Las cien mejores poesías (lí­ricas) de la lengua castellana

FERNANDO DE HERRERA

26. Por la victoria de Lepanto

Cantemos al Señor, que en la llanura

Venció del ancho mar al Trace fiero;

Tú, Dios de las batallas, tú eres diestra,

Salud y gloria nuestra.

Tú rompiste las fuerzas y la dura

Frente de Faraón, feroz guerrero;

Sus escogidos príncipes cubrieron

Los abismos del mar, y descendieron,

Cual piedra, en el profundo, y tu ira luego

Los tragó, como arista seca el fuego.

El soberbio tirano, confiado

En el grande aparato de sus naves,

Que de los nuestros la cerviz cautiva

Y las manos aviva

Al ministerio injusto de su estado,

Derribó con los brazos suyos graves

Los cedros más excelsos de la cima

Y el árbol que más yerto se sublima,

Bebiendo ajenas aguas y atrevido

Pisando el bando nuestro y defendido.

Temblaron los pequeños, confundidos

Del impío furor suyo; alzó la frente

Contra ti, Señor Dios, y con semblante

Y con pecho arrogante,

Y los armados brazos extendidos,

Movió el airado cuello aquel potente;

Cercó su corazón de ardiente saña

Contra las dos Hesperias, que el mar baña,

Porque en ti confiadas le resisten

Y de armas de tu fe y amor se visten.

Dijo aquel insolente y desdeñoso:

«¿No conocen mis iras estas tierras,

Y de mis padres los ilustres hechos,

O valieron sus pechos

Contra ellos con el húngaro medroso,

Y de Dalmacia y Rodas en las guerras?

¿Quién las pudo librar? ¿Quién de sus manos

Pudo salvar los de Austria y los germanos?

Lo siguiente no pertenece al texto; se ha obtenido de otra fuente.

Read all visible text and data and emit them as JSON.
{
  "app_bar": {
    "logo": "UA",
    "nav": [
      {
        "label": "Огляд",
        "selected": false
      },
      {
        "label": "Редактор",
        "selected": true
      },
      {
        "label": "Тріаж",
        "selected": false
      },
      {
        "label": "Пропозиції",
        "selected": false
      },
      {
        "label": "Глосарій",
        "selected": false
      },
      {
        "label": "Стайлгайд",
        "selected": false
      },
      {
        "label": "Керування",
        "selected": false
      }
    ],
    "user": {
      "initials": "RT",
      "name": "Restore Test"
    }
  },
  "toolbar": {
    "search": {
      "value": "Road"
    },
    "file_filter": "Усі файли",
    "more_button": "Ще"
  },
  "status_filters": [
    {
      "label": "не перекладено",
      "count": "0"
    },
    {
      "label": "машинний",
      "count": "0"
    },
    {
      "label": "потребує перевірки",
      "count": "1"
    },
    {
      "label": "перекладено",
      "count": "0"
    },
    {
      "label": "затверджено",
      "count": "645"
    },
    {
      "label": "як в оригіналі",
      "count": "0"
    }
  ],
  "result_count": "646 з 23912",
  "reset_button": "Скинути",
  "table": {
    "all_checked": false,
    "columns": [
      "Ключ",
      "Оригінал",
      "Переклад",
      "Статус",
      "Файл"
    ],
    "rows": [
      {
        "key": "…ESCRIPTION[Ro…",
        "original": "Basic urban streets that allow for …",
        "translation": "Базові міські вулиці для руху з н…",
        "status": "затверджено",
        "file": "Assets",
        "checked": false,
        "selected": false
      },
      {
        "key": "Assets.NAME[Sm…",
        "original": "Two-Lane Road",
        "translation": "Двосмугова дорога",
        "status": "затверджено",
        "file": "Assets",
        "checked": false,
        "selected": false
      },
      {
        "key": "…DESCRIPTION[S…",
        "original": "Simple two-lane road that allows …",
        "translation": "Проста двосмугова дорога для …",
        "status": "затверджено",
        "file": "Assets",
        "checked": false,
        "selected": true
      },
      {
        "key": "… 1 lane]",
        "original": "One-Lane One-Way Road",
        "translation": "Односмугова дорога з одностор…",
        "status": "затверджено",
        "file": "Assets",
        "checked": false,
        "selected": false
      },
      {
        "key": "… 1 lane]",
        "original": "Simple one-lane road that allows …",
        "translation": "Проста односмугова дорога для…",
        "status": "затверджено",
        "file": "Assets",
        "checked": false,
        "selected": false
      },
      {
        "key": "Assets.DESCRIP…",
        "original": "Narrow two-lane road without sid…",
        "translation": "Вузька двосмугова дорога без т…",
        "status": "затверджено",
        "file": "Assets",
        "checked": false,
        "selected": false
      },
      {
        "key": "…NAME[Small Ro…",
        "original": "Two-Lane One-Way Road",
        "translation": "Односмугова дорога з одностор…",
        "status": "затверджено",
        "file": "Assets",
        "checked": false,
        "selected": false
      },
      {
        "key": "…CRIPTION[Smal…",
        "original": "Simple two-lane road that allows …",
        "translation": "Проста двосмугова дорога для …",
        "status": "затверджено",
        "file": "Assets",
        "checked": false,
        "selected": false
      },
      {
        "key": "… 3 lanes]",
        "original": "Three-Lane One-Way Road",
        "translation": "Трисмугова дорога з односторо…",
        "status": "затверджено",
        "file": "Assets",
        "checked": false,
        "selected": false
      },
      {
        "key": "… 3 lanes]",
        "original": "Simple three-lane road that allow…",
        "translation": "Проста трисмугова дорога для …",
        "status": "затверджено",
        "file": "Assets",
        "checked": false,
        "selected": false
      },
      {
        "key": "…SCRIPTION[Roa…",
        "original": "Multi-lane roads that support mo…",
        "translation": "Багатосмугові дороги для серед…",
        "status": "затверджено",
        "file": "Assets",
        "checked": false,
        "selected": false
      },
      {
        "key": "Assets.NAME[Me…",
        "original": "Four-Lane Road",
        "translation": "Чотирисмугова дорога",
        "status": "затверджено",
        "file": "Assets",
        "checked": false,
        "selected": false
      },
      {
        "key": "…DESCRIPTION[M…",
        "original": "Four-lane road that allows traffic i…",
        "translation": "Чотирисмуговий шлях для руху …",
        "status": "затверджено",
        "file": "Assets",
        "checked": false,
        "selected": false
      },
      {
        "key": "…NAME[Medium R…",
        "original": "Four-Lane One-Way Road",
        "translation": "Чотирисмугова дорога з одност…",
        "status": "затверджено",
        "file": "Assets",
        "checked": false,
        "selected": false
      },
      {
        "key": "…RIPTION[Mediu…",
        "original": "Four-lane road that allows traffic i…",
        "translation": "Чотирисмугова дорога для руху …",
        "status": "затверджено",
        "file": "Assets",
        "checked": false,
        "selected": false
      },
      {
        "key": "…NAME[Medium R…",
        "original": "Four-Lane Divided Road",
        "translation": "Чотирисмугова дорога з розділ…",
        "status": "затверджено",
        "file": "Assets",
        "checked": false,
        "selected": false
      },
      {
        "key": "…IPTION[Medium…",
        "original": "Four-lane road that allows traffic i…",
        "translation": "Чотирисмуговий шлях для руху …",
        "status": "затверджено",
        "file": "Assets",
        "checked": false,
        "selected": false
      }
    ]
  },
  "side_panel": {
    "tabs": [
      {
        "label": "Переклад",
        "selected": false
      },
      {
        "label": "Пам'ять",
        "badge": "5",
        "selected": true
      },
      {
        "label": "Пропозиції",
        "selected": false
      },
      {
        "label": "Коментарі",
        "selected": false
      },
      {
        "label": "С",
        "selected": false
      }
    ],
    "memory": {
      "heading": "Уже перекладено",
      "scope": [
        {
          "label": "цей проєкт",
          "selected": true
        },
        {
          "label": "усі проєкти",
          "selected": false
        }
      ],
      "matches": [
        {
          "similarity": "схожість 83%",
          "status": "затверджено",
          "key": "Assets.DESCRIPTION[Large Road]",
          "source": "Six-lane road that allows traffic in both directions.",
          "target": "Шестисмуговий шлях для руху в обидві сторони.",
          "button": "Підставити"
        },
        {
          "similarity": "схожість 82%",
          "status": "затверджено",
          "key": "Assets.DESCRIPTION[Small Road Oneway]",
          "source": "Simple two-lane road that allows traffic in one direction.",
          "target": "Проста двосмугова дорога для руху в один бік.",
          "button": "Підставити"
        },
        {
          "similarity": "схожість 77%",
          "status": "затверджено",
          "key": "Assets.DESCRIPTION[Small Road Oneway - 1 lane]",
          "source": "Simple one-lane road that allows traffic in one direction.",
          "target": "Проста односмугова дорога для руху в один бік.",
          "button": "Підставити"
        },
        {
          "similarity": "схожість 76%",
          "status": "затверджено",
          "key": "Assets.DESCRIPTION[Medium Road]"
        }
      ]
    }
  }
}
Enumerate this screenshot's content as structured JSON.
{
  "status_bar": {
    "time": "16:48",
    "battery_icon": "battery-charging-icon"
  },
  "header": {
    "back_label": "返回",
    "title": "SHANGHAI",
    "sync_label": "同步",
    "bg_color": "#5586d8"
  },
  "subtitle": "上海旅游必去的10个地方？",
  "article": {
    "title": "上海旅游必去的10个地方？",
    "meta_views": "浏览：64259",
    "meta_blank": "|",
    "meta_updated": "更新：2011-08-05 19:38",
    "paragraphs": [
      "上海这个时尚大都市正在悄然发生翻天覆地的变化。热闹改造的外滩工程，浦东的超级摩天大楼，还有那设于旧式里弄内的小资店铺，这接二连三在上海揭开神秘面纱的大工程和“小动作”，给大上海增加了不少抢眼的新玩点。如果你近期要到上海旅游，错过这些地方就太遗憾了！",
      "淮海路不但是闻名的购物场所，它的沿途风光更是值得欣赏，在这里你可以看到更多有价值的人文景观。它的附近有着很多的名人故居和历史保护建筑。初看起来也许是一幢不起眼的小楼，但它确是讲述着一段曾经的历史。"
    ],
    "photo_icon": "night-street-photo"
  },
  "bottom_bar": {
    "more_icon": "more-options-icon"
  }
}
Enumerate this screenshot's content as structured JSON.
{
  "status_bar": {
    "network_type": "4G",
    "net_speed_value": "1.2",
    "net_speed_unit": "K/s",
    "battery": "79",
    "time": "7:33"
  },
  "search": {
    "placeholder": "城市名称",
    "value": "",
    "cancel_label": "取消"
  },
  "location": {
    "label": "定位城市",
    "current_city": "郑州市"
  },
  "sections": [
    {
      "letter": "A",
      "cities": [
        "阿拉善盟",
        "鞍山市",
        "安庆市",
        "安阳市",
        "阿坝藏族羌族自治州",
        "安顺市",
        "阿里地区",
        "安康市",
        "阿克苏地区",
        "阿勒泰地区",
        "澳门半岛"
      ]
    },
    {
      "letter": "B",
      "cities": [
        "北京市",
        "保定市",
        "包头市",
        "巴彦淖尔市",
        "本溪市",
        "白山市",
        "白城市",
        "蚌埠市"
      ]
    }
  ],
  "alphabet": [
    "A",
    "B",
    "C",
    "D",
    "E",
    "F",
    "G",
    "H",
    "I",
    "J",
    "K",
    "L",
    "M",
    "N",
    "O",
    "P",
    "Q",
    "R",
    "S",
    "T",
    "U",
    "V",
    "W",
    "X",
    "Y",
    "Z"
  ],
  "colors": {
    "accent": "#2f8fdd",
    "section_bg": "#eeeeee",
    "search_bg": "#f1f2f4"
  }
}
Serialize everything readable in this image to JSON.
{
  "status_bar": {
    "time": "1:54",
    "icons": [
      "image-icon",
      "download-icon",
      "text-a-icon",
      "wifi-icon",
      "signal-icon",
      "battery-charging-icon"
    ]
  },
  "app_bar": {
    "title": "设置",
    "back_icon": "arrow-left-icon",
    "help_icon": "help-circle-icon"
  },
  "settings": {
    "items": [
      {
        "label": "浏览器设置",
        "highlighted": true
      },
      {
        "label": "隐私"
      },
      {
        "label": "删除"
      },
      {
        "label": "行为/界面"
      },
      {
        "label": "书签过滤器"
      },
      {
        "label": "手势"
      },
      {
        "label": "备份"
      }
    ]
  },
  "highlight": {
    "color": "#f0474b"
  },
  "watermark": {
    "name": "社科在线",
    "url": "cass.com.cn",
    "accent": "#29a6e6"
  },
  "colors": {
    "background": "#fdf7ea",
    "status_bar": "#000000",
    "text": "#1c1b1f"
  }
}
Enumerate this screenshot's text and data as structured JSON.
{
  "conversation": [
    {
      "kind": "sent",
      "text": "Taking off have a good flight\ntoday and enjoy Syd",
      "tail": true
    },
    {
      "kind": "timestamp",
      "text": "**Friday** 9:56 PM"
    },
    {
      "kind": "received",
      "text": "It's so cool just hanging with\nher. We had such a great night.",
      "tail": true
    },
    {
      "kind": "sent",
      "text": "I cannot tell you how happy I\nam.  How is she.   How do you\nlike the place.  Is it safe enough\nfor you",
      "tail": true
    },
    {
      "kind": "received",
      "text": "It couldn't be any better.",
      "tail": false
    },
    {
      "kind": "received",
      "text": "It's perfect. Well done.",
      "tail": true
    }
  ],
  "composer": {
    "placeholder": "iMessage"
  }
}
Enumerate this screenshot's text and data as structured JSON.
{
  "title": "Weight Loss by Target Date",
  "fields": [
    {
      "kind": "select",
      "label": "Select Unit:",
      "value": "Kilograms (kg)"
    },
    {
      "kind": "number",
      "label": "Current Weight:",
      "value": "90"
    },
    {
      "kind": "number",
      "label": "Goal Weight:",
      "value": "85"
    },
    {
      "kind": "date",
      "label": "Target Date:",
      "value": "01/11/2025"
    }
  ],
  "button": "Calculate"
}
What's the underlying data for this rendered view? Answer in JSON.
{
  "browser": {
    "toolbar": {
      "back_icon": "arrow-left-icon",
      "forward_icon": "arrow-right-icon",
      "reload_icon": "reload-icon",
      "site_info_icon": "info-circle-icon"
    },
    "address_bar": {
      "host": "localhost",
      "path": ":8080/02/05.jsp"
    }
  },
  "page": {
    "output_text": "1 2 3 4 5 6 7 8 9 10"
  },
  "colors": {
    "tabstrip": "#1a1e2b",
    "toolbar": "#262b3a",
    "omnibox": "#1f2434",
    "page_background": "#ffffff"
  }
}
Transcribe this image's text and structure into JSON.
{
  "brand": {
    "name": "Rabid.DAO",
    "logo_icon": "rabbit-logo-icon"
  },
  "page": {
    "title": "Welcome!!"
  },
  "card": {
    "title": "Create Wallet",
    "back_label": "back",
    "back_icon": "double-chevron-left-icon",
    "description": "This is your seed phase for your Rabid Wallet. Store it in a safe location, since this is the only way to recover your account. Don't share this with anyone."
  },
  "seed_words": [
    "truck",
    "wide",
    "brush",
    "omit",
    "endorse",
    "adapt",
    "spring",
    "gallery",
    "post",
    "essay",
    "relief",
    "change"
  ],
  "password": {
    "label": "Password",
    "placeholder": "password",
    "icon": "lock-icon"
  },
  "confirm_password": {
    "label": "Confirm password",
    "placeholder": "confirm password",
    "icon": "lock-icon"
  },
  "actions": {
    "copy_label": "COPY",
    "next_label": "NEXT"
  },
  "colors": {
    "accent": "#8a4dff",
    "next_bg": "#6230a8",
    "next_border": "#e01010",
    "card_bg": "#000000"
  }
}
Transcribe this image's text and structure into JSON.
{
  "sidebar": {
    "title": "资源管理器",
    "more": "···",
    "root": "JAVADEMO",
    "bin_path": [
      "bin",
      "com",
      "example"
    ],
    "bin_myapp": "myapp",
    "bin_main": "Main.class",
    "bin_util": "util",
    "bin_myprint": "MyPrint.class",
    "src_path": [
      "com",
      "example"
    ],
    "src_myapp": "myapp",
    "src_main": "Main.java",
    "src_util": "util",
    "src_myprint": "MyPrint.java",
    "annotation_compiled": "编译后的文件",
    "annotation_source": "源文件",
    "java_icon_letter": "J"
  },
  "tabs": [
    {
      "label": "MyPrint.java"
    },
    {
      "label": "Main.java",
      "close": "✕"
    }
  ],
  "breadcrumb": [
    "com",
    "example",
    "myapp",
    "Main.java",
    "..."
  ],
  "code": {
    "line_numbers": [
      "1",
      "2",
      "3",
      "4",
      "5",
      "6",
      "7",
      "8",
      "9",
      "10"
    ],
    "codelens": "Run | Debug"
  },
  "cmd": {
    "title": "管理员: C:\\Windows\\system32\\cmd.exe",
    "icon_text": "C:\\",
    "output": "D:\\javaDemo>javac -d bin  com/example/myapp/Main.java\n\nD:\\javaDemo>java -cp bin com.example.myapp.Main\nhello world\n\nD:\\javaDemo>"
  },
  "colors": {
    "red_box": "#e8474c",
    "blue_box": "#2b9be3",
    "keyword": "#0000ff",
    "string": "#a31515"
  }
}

¿Podrá su Dios, podrá por suerte ahora

Guardallos de mi diestra vencedora?

»Su Roma, temerosa y humillada,

Los cánticos en lágrimas convierte;

Ella y sus hijos tristes mi ira esperan

Cuando vencidos mueran;

Francia está con discordia quebrantada,

Y en España amenaza horrible muerte

Quien honra de la luna las banderas;

Y aquellas en la guerra gentes fieras

Ocupadas están en su defensa,

Y aunque no, ¿quién hacerme puede ofensa?

»Los poderosos pueblos me obedecen,

Y el cuello con su daño al yugo inclinan,

Y me dan por salvarse ya la mano.

Y su valor es vano;

Que sus luces cayendo se oscurecen,

Sus fuertes a la muerte ya caminan,

Sus vírgenes están en cautiverio,

Su gloria ha vuelto al cetro de mi imperio.

Del Nilo a Éufrates fértil e Istro frío,

Cuanto el sol alto mira todo es mío.»

Tú, Señor, que no sufres que tu gloria

Usurpe quien su fuerza osado estima,

Prevaleciendo en vanidad y en ira,

Este soberbio mira,

Que tus aras afea en su vitoria.

No dejes que los tuyos así oprima,

Y en su cuerpo, cruel, las fieras cebe,

Y en su esparcida sangre el odio pruebe;

Que hecho ya su oprobio, dice: «¿Dónde

El Dios de estos está? ¿De quién se asconde?»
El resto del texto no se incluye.